The Existential Itch
Twitch was successful. But Kyle Vogt realized he'd built something that mostly entertained people. He wanted more. Something that actually mattered.
He knew one thing from Twitch: building a company takes forever. Eight years to success. Whatever came next had to be worth a decade of his life. That raises the bar on what you choose.
"When you think about committing at least ten years to something, you certainly raise the bar on what you choose to work on."
The Three-Part Checklist
Vogt wrote down three requirements. First: the technology itself must determine success. Hard, juicy engineering problems. That's what motivated him.

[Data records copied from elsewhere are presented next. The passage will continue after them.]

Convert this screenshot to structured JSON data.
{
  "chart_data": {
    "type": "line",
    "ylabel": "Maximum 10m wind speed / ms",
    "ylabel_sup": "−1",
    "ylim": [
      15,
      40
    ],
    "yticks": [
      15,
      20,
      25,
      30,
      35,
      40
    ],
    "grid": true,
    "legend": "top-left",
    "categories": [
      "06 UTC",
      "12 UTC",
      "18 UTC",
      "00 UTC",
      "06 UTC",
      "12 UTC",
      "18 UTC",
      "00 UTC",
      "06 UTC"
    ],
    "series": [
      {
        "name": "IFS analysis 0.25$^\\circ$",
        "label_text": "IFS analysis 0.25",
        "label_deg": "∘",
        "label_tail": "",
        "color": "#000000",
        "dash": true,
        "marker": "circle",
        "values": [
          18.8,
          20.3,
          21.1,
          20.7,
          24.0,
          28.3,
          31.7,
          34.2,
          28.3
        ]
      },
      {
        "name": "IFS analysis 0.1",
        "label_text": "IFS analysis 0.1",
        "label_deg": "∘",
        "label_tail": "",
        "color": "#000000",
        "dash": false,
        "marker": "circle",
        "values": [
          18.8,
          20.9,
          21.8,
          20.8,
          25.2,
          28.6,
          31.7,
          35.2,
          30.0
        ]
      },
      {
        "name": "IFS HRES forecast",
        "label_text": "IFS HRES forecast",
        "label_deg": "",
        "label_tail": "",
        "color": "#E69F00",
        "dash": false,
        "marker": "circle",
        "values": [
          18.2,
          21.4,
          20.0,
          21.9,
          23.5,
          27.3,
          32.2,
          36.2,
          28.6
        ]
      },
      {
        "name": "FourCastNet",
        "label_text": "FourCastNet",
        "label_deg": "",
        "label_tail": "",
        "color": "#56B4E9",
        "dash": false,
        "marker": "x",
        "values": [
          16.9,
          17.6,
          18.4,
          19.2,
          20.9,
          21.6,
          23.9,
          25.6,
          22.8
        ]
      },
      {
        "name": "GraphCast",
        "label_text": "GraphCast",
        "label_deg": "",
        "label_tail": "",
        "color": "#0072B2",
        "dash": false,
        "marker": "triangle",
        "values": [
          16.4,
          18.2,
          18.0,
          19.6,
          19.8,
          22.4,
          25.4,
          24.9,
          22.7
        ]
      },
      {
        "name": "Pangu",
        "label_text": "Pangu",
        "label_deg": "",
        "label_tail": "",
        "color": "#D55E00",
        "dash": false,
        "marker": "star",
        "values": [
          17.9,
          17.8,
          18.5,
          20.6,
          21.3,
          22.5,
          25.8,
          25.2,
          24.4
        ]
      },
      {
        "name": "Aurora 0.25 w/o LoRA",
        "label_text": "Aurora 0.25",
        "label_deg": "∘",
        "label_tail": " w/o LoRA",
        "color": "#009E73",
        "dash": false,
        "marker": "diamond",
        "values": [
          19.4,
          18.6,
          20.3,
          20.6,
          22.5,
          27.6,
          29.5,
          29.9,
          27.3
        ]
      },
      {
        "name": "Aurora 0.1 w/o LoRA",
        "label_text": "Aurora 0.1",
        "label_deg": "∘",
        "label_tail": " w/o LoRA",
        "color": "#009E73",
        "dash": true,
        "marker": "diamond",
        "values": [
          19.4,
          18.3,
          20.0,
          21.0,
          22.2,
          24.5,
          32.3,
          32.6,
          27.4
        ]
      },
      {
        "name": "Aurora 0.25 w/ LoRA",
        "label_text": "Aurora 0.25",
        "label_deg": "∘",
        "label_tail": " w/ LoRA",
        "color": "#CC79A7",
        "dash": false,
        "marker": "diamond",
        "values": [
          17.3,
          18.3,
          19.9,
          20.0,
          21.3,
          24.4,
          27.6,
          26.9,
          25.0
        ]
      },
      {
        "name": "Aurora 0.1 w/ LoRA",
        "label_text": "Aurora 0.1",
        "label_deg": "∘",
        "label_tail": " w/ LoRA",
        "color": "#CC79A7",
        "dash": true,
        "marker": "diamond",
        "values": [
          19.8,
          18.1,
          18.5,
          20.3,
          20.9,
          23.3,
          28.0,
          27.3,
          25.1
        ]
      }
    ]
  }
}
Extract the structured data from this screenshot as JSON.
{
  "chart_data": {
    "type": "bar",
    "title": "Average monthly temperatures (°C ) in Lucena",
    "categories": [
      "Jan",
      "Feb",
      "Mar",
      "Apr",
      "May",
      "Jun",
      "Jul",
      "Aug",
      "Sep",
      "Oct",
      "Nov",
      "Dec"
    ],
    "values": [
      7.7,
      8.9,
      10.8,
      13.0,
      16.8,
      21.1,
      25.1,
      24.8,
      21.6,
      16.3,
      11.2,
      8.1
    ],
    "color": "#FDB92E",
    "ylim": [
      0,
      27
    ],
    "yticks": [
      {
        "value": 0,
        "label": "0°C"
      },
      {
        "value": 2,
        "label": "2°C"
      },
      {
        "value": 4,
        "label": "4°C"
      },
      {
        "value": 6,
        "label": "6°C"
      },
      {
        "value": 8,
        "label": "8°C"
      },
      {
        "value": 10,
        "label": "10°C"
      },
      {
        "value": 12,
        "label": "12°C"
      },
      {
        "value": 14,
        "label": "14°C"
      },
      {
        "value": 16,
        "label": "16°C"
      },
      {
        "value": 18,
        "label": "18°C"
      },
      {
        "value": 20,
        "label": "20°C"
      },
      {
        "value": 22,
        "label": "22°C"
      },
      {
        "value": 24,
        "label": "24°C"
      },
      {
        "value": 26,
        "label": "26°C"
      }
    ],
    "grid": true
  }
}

Second: direct positive impact on society. Healthcare. Transportation. Saving lives. A clear connection between the product and making the world better. Third: it had to be a big business. Because for positive impact to matter, it needs scale.
"It had to be hard technology, a direct positive impact on society, and a big business. For the positive impact to matter, it's got to be large scale."
The Light Bulb
Vogt tried other ideas first. He even started writing a Gmail clone. Nothing stuck. Then the light bulb went off. Self-driving cars.
It was the most fun he'd ever had in college. The technology had advanced in ten years. Google was the only serious player. He saw room for an entrepreneur to build the minimum viable product. He went all in that day.
"This is the greatest applied AI problem of our generation. If it works, it's a huge business and probably the most positive impact I can have on the world."